Third, the data can be numbers, strings of some sorts, etc. What should we treat them as for later processings, for example, for comparison, as needed for sorting? Do they need to satisfy certain additional constraints, and if so, how to check and ensure them?
To solve these problems cleanly, we will employ additional declarations, similar as schemas, types, and interfaces, that give specifications for the above. While these specifications could be added to the input file, we put them in a separate file, like header files for some languages. The advantages are that there is no need to change the data file, and that these separate declarations can be more easily used by processings that do not need to know the data.

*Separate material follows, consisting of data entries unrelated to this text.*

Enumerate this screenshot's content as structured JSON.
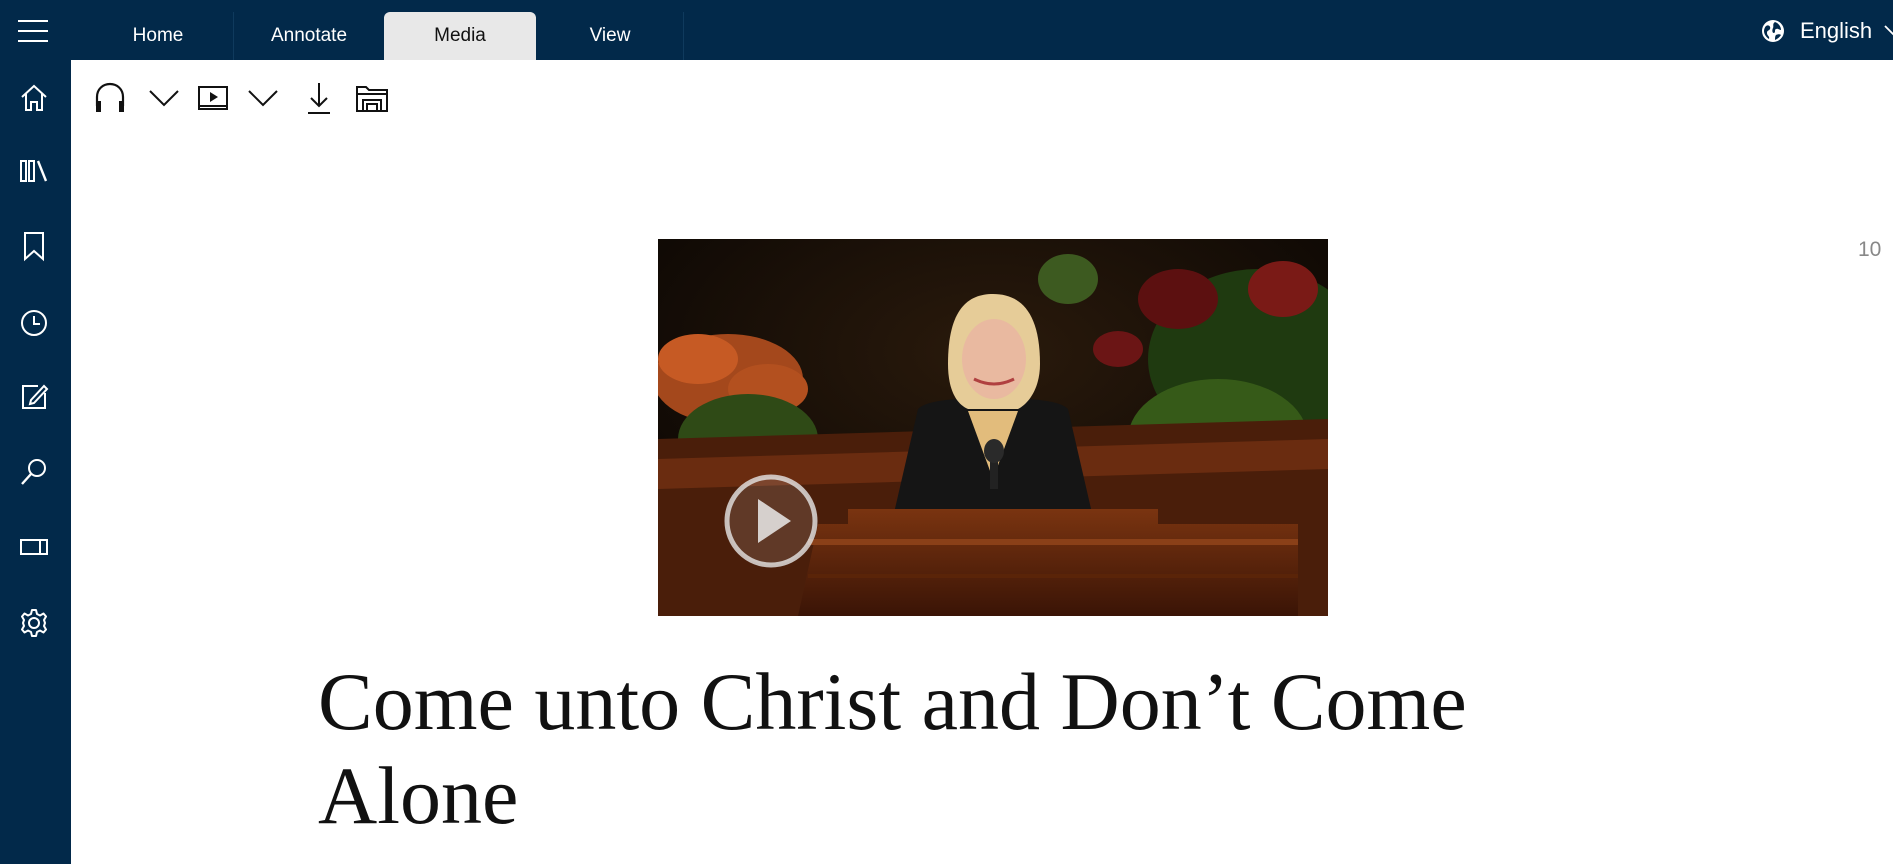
{
  "app": {
    "tabs": [
      {
        "label": "Home"
      },
      {
        "label": "Annotate"
      },
      {
        "label": "Media"
      },
      {
        "label": "View"
      }
    ],
    "active_tab": "Media",
    "language": "English"
  },
  "sidebar": {
    "items": [
      {
        "icon": "home-icon"
      },
      {
        "icon": "library-icon"
      },
      {
        "icon": "bookmark-icon"
      },
      {
        "icon": "history-icon"
      },
      {
        "icon": "notes-icon"
      },
      {
        "icon": "search-icon"
      },
      {
        "icon": "panel-icon"
      },
      {
        "icon": "settings-icon"
      }
    ]
  },
  "toolbar": {
    "items": [
      "headphones-icon",
      "audio-options-chevron",
      "video-icon",
      "video-options-chevron",
      "download-icon",
      "manage-downloads-icon"
    ]
  },
  "content": {
    "title": "Come unto Christ and Don’t Come Alone",
    "page_number": "10"
  },
  "colors": {
    "nav_background": "#02294a",
    "active_tab": "#e8e8e8"
  }
}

The declaration file will contain lines of the form "column_name type", where column_name and type are separated by a tab, and type is one of int, float, string, or a Python regular expression, specifying the kind of data in that column.
When run, your program should take 3 arguments from command line: data file name, declaration file name, and output file name; read data from the data file; check it against the declarations in the declaration file; and write the cleaned-up data to the output file, with columns aligned as in Assignment 1, and with data in the first row replaced by the column names from the declaration file.
Pattern matching using regular expressions
Write the syntax checking using Python regular expressions. Do so not only for checking against explicit Python regular expressions, but also int and float, in the declaration file. In general, you should use library operations as much as possible to make your program clearer (simpler and shorter) and often more efficient.
Extra credit suggestions
Here are some ideas. (1) Add an optional third column in the declaration file as the default value of that column, and use it when the corresponding data is missing from the data file. (2) When the declaration file contains repeated column names, read data in those columns as a list of values, in the order of their appearance in the input. (3) Think of other interesting and/or useful things to check and/or to do, and do them; feel free to discuss with me.
Handins
Hand in everything electronically, using Blackboard, by 5pm on the due date. Your handin should include your README file, code, test data, and anything else you have to show your work.
Grading
This assignment will be graded based on 100 points, allocated in proportion to the estimated amount of work for each part. You may do this assignment in a team of two people; the two people will receive the same points. Exceptionally well thought-out and well written work will receive appropriate extra credit. Extra credit work will be graded based on the estimated amount of extra work.